Her latest creation, a special space centre, features a rocket tent, space suits (coveralls from Bunnings), safety goggles, giant gloves, calculators, phones, computer screens and keyboards, and books about space.

Only four students at a time are allowed to set off on important learning missions in the centre.

“The things that they come up with in that area are just mindblowing,” Moloney says.

“They get stuck into playing with old computers and old phones, things that aren’t even working, and the oral language that I’m hearing them use, is just brilliant.

“There’s some really detailed conversations going on about who’s going where, and who they’re going with, and ships blasting off. I’m hearing kids counting backwards...” she explains.

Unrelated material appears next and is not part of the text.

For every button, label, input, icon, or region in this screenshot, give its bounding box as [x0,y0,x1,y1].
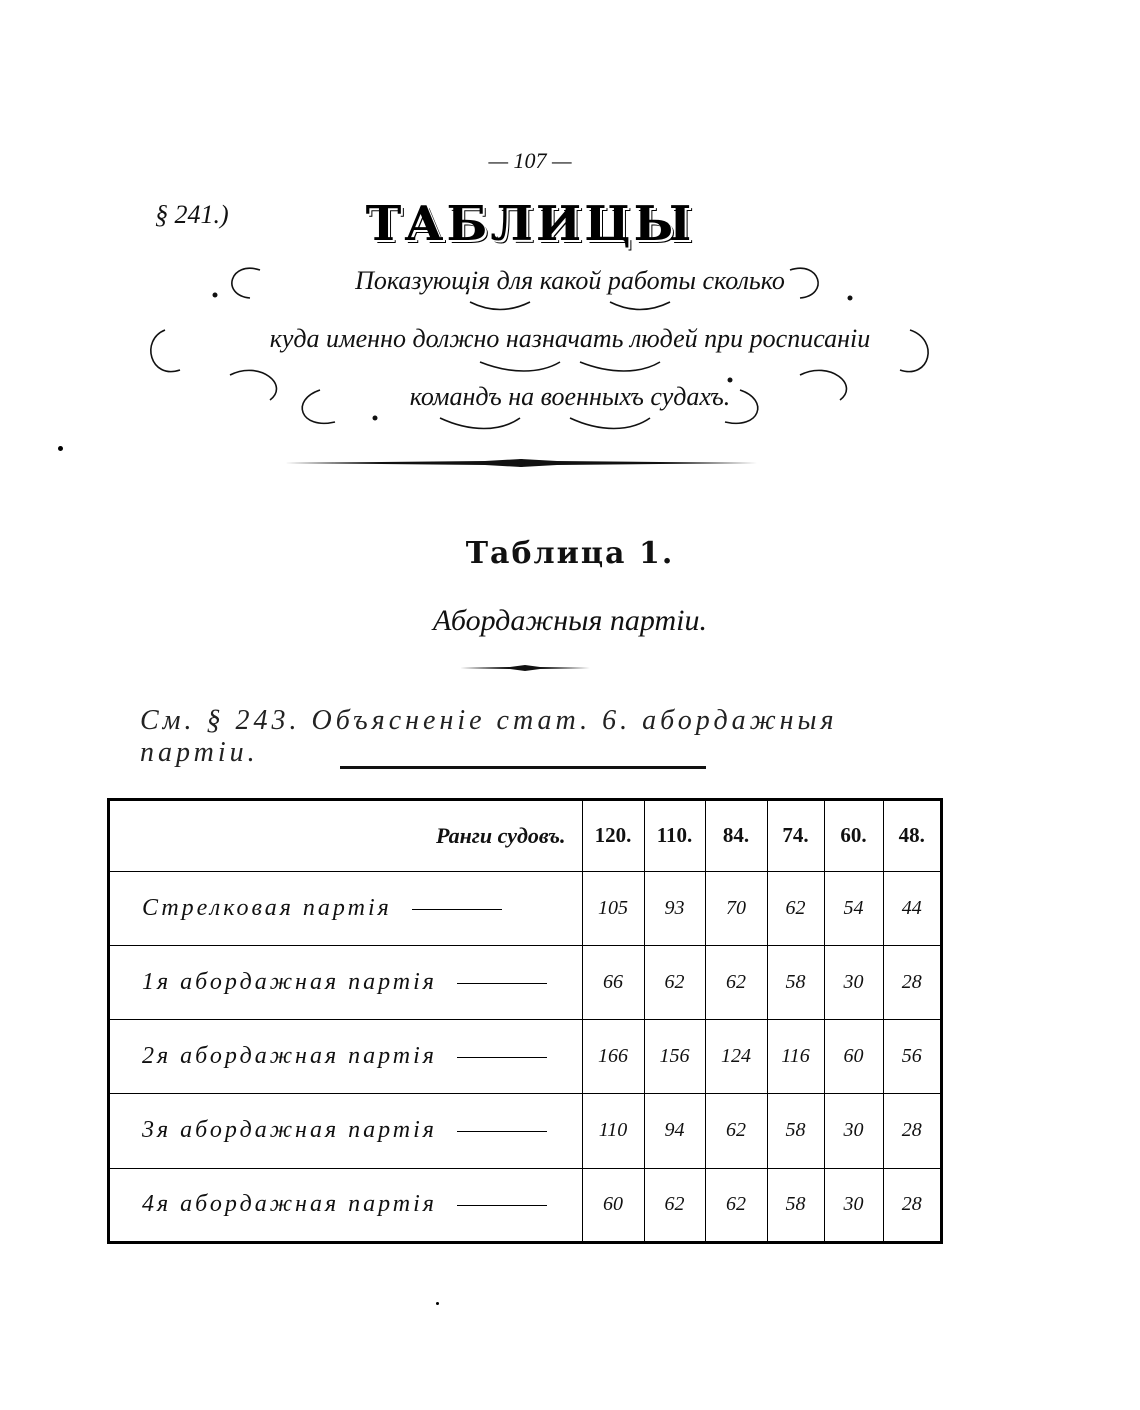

Students are also developing social skills, such as taking turns, working together, and helping each other in and out of their space suits, a task which Moloney purposely refuses to assist with.

Some of the resources for the centre have come from Moloney’s trusty box of space resources she has built up over the years, and others have been kindly donated.

“I just put a call out to parents for what they had available to donate, and it took a little while but slowly bits and pieces started to come through.

“When they see what a great time their kids are having and how much their kids love it, then they’re quite willing to help us,” Moloney says.

The idea for the space centre, as well as the other tiny worlds Moloney creates, come from her passion for linking play, creativity and the curriculum.

“So many early years teachers are feeling the ‘push down’ of the curriculum into ECE, [but] it can be done without constant worksheets for these gorgeous ones,” Moloney says.

Moloney says her approach to teaching is very integrated, very hands-on and creative.

The space theme in her classroom crosses over into literacy, numeracy, and, of course, science.

“I go to great effort to make my program play-based, developmentally appropriate and centred on student interests – we still meet the Australian Curriculum outcomes, work with the Kindergarten Curriculum and Early Years learning framework,” she says.

“My theory is that these kids should love coming to school, the program should be exciting and engaging, and they are there knocking at the door each morning.”